Un témoignage simple et puissant, antidote calme et efficace à tous les lendemains de scrutins inquiétants. Nadia Al Soleman intervenait ce lundi matin 1er juillet devant les participants de la Convention de l’Université en Transition, réunis à Rennes pour leur deuxième session.
Cette jeune femme syrienne est aujourd’hui présidente de l’association Singa Nantes et directrice de l’AREA (Association pour la réussite des élèves allophones). Professeur de Français Langue Étrangère (FLE) dans son pays depuis dix ans, elle a fui la dictature de Bachar el Assad qui avait emprisonné et torturé son mari.
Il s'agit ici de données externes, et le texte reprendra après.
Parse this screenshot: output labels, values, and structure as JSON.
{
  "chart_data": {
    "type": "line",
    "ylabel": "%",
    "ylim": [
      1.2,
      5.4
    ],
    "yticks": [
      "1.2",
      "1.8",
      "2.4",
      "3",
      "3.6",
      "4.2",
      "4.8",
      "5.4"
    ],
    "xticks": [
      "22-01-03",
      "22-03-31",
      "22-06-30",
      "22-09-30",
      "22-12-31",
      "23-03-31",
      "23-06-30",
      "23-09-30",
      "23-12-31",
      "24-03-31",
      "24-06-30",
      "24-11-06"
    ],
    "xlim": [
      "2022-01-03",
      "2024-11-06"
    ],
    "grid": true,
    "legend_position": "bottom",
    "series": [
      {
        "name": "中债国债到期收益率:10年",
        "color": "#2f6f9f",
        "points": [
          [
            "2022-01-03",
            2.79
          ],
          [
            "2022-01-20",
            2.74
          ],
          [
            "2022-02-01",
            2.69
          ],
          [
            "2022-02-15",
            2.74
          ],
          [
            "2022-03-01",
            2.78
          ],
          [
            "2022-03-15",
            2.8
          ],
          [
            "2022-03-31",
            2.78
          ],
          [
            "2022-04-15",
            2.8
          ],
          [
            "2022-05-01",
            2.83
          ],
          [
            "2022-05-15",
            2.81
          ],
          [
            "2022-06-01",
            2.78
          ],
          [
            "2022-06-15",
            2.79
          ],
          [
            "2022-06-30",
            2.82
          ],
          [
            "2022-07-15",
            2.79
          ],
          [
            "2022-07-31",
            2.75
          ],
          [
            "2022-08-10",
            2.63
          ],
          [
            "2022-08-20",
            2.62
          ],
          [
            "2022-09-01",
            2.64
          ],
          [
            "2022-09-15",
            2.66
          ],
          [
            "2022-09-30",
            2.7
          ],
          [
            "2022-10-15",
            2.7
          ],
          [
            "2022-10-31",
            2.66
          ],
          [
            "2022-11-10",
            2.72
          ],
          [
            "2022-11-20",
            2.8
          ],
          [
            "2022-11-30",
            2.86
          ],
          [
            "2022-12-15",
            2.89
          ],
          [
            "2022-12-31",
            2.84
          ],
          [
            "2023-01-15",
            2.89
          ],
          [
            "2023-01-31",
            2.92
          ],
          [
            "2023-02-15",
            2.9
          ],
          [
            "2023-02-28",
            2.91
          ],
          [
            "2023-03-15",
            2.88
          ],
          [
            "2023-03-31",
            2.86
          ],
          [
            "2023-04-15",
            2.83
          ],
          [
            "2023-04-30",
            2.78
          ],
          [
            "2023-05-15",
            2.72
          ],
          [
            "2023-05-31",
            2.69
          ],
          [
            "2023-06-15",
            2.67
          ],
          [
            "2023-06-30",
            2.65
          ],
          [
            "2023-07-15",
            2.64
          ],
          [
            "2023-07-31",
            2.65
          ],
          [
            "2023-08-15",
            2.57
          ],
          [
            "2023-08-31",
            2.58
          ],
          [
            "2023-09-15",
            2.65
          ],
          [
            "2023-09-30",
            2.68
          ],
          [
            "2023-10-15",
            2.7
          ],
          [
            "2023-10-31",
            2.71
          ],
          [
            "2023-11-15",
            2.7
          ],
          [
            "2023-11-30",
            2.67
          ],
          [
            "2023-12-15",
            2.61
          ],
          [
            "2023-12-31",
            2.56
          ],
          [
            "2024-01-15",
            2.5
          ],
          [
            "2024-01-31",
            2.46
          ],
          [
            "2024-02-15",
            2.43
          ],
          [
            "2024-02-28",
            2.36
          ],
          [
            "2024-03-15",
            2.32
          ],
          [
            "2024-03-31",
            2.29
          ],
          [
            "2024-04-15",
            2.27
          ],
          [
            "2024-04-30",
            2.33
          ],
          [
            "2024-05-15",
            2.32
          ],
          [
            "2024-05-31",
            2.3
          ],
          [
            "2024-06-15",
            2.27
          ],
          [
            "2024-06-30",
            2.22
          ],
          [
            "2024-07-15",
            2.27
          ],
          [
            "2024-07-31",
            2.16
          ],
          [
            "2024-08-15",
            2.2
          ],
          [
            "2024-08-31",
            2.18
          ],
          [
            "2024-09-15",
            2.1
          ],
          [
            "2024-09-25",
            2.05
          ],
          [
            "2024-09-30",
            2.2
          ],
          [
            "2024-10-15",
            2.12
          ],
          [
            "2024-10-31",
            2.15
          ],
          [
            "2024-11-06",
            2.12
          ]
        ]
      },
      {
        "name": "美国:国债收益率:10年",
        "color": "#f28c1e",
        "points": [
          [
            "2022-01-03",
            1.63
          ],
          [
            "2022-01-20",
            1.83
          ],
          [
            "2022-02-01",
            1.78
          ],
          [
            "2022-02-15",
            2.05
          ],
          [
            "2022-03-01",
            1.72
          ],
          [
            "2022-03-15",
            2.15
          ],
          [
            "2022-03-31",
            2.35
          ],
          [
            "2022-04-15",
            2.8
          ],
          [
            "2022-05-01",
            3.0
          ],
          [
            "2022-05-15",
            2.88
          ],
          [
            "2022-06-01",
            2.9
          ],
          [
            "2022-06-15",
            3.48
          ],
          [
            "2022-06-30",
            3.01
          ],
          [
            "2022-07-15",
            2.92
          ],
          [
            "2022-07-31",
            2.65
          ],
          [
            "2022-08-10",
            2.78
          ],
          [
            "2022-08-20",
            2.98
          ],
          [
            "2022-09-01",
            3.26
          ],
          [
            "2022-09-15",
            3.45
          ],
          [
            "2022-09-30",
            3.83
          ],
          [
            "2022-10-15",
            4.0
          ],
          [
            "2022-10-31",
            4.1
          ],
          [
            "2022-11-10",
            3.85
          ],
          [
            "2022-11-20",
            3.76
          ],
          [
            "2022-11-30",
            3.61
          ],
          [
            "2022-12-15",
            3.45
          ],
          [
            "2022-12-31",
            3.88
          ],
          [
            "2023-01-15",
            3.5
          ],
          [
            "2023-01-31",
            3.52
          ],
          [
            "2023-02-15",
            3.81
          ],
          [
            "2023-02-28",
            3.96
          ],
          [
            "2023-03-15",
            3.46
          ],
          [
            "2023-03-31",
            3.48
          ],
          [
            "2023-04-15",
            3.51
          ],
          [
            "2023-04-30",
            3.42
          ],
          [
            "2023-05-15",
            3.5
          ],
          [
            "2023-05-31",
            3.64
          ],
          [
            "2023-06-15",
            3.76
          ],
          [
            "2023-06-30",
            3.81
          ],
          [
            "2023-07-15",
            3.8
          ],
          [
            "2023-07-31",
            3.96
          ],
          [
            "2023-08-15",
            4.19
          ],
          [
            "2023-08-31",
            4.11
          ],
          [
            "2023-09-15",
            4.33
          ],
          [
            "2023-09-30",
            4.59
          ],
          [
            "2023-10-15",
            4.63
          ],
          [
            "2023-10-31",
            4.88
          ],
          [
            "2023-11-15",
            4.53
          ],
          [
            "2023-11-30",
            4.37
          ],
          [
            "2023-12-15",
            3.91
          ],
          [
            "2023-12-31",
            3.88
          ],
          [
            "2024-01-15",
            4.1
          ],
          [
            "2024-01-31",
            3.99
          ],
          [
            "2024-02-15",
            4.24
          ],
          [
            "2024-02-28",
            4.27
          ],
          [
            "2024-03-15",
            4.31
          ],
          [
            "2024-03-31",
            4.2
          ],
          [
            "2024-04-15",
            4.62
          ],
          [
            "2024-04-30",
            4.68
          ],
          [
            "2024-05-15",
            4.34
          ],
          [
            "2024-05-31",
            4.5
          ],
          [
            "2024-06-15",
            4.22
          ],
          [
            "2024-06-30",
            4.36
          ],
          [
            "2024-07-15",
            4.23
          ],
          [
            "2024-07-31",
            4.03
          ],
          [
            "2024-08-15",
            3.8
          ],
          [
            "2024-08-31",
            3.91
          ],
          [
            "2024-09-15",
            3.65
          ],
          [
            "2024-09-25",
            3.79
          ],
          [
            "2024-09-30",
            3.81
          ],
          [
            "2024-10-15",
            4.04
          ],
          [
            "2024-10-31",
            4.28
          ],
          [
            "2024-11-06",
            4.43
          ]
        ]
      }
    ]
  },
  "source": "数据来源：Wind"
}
Avec leur fille de 5 ans, ils sont arrivés en France après une errance de 3 ans, en juin 2015. Il faut l’écouter, Nadia, lorsqu’elle nous raconte son parcours dans un français impeccable : « Je suis arrivée en France, qui était ma passion, avec laquelle j’ai vécu un conte féérique, sur l’air de « il était une fois le pays des libertés… ». Je voulais créer des liens, m’investir localement, partager mes compétences. Mais nous étions des invisibles ».
« On me demande ce que j’étais avant. Mais je n’étais pas, je suis professeur de Français, je n’ai pas abandonné mes compétences en quittant mon pays « .
Nadia Al Soleman
Elle remarque que l’administration française lui demande systématiquement ce qu’« elle était », avant. « Mais je n’étais pas, je suis professeur de Français, je n’ai pas abandonné mes compétences en quittant mon pays », souligne-t-elle avec force. Son message : considérer l’exilé comme une personne humaine, riche de ses savoirs, et non comme un fardeau vaguement menaçant. Et de rappeler cette vérité souvent occultée : 70% des exilés sont des femmes et des enfants.
À l’heure où plus de 10 millions de nos concitoyens ont voté pour des candidats affichant clairement leur volonté de rompre avec la tradition républicaine de l’accueil et du droit du sol, il est bon d’entendre cette voix de femme, cultivée, généreuse et engagée. Elle prouve que « l’innovation sociale et économique se nourrit des migrations et de la création de liens », selon la raison d’être de l’association Singa, créée en 2012. Un message plus que jamais d’actualité.